Trabalhos recentes de Bergström e seus colegas incluíram o DNA de 32 cães datados entre 100 e 32.000 anos atrás. Eles descobriram que os cães se diversificaram há 11.000 anos, então isso deve ter acontecido antes disso. É geralmente aceito que a domesticação e, portanto, a diversificação começaram em algum momento entre 40.000 e 20.000 anos atrás, e provavelmente mais de uma vez, em diferentes partes do mundo.

O novo trabalho é baseado em 72 genomas de lobos antigos, 66 dos quais foram recentemente digitalizados para esta análise, datando de 100.000 anos – cobrindo cerca de 30.000 gerações de lobos na Europa, Sibéria e América do Norte.

Estes foram comparados com 68 genomas de lobos modernos, cães antigos e modernos e outras espécies de canídeos, como coiotes.

Entre as amostras estavam algumas descobertas recentes famosas, incluindo o filhote quase perfeitamente preservado Dogor, trancado por 18.000 anos no permafrost siberiano, e a cabeça de um lobo de 32.000 anos, também do permafrost siberiano.

‘Dogor’, um filhote de lobo de 18.000 anos de Yakutia. (Sergey Fedorov)

Os genomas revelaram que tanto os cães antigos quanto os modernos estão mais intimamente relacionados aos lobos antigos na Ásia do que aqueles que viviam na Europa. Isso sugere que a domesticação e a diversificação podem ter começado no Oriente, e não no Ocidente.

No entanto, algo estava estranho. Os primeiros cães no nordeste da Europa, na Sibéria e nas Américas derivam 100% de seu DNA de uma população oriental de lobos. Os primeiros cães do Oriente Médio, África e sul da Europa têm uma contribuição de DNA de lobos relacionados às populações modernas no sudeste da Eurásia.

Isso pode apoiar descobertas anteriores de que os cães foram domesticados mais de uma vez, em diferentes partes do mundo. No entanto, também pode significar que os cães foram domesticados primeiro no Oriente, depois misturados com uma população de lobos selvagens.
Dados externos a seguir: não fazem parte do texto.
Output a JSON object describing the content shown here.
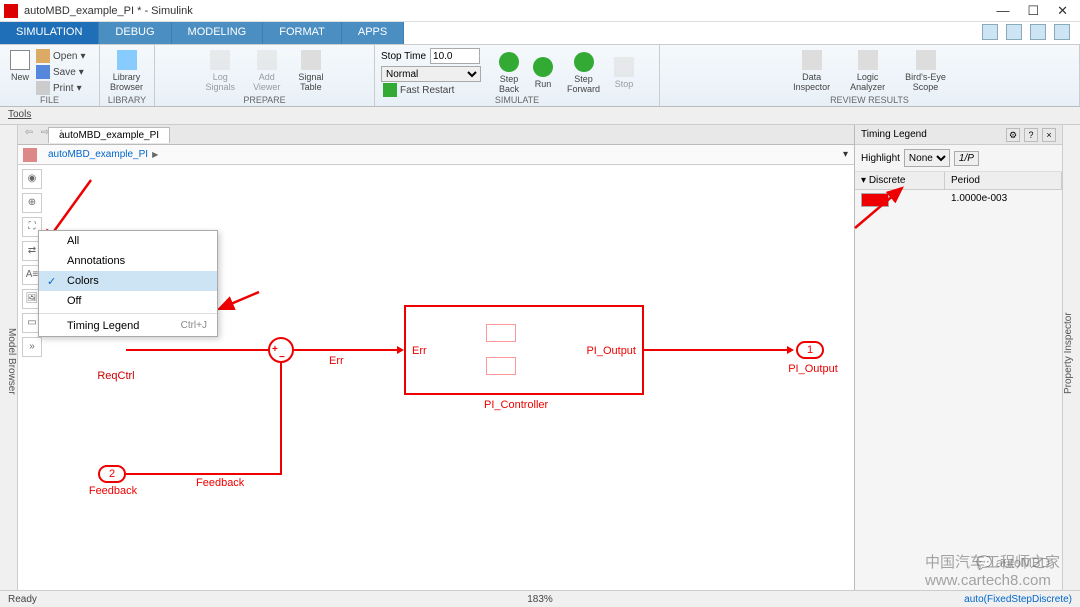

Não está claro qual desses cenários pode ter ocorrido; nenhum dos genomas no estudo é uma correspondência direta, portanto, mais informações são necessárias.
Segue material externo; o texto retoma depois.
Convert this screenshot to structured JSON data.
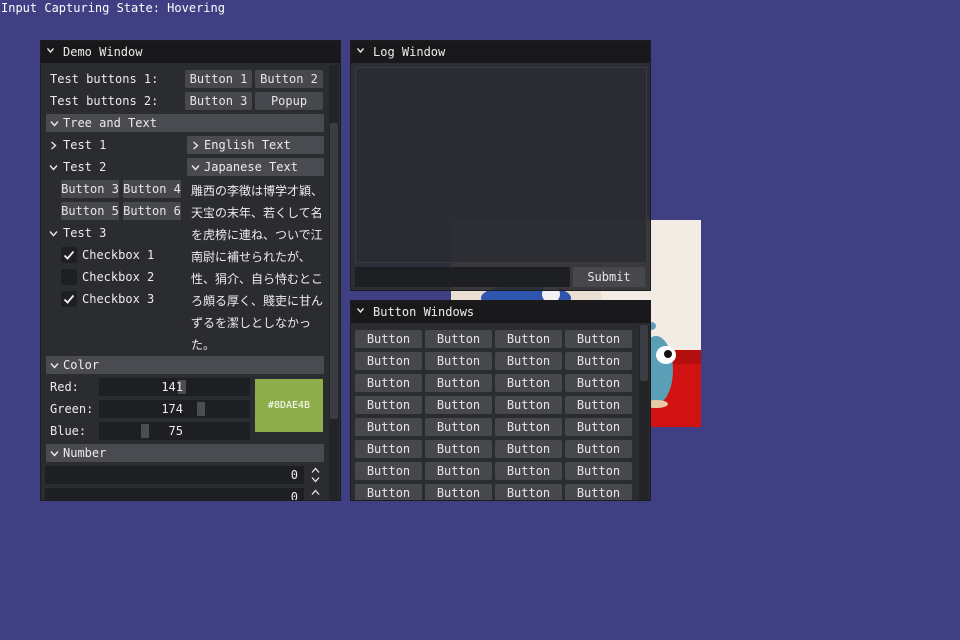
{
  "status": "Input Capturing State: Hovering",
  "demo": {
    "title": "Demo Window",
    "row1_label": "Test buttons 1:",
    "row1_buttons": [
      "Button 1",
      "Button 2"
    ],
    "row2_label": "Test buttons 2:",
    "row2_buttons": [
      "Button 3",
      "Popup"
    ],
    "tree_header": "Tree and Text",
    "test1": "Test 1",
    "test2": "Test 2",
    "test2_buttons": [
      "Button 3",
      "Button 4",
      "Button 5",
      "Button 6"
    ],
    "test3": "Test 3",
    "checkboxes": [
      {
        "label": "Checkbox 1",
        "checked": true
      },
      {
        "label": "Checkbox 2",
        "checked": false
      },
      {
        "label": "Checkbox 3",
        "checked": true
      }
    ],
    "english": "English Text",
    "japanese": "Japanese Text",
    "jp_lines": [
      "雕西の李徴は博学才穎、",
      "天宝の末年、若くして名",
      "を虎榜に連ね、ついで江",
      "南尉に補せられたが、",
      "性、狷介、自ら恃むとこ",
      "ろ頗る厚く、賤吏に甘ん",
      "ずるを潔しとしなかっ",
      "た。"
    ],
    "color_header": "Color",
    "red_label": "Red:",
    "green_label": "Green:",
    "blue_label": "Blue:",
    "red_value": "141",
    "green_value": "174",
    "blue_value": "75",
    "red_fraction": 0.553,
    "green_fraction": 0.682,
    "blue_fraction": 0.294,
    "swatch_hex": "#8DAE4B",
    "swatch_color": "#8dae4b",
    "number_header": "Number",
    "number1": "0",
    "number2": "0"
  },
  "log": {
    "title": "Log Window",
    "input_value": "",
    "submit": "Submit"
  },
  "buttons_window": {
    "title": "Button Windows",
    "button_label": "Button",
    "rows": 8,
    "cols": 4
  },
  "colors": {
    "background": "#413f83",
    "window_bg": "#2b2c30",
    "titlebar": "#19191b",
    "button": "#47484e"
  }
}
O estudo também permitiu que a equipe aprendesse mais sobre lobos antigos e sua evolução. Em particular, eles rastrearam uma variante genética que passou de muito rara a quase onipresente, durante o período de cerca de 10.000 anos. Essa mutação afeta um gene chamado IFT88, envolvido no desenvolvimento dos ossos da cabeça e da mandíbula, e ainda está presente em quase todos os cães e lobos hoje.

A equipe não sabe por que essa mutação se tornou tão comum, mas pode ter a ver com a seleção natural; talvez os tipos de presas disponíveis tenham tornado as mudanças provocadas pela mutação particularmente benéficas. Também é possível que o gene faça algo que não sabemos, e a mutação forneceu um benefício desconhecido.

“Esta é a primeira vez que os cientistas rastrearam diretamente a seleção natural em um grande animal em uma escala de tempo de 100.000 anos, vendo a evolução acontecer em tempo real, em vez de tentar reconstruí-la a partir do DNA hoje”, disse o geneticista e autor sênior Pontus Skoglund. , também de Crick.

“Encontramos vários casos em que as mutações se espalharam para toda a espécie de lobo, o que foi possível porque a espécie estava altamente conectada a grandes distâncias. Essa conectividade talvez seja a razão pela qual os lobos conseguiram sobreviver à era do gelo enquanto muitos outros grandes carnívoros desapareceram.”

Essas descobertas sugerem que esses estudos de genoma completo de alcance temporal podem nos dar informações muito mais detalhadas sobre como as espécies se movem e mudam ao longo do tempo.

A próxima etapa da pesquisa é tentar restringir ainda mais quais lobos foram os ancestrais dos cães modernos. A equipe está expandindo sua investigação em regiões do mundo não cobertas por esta análise.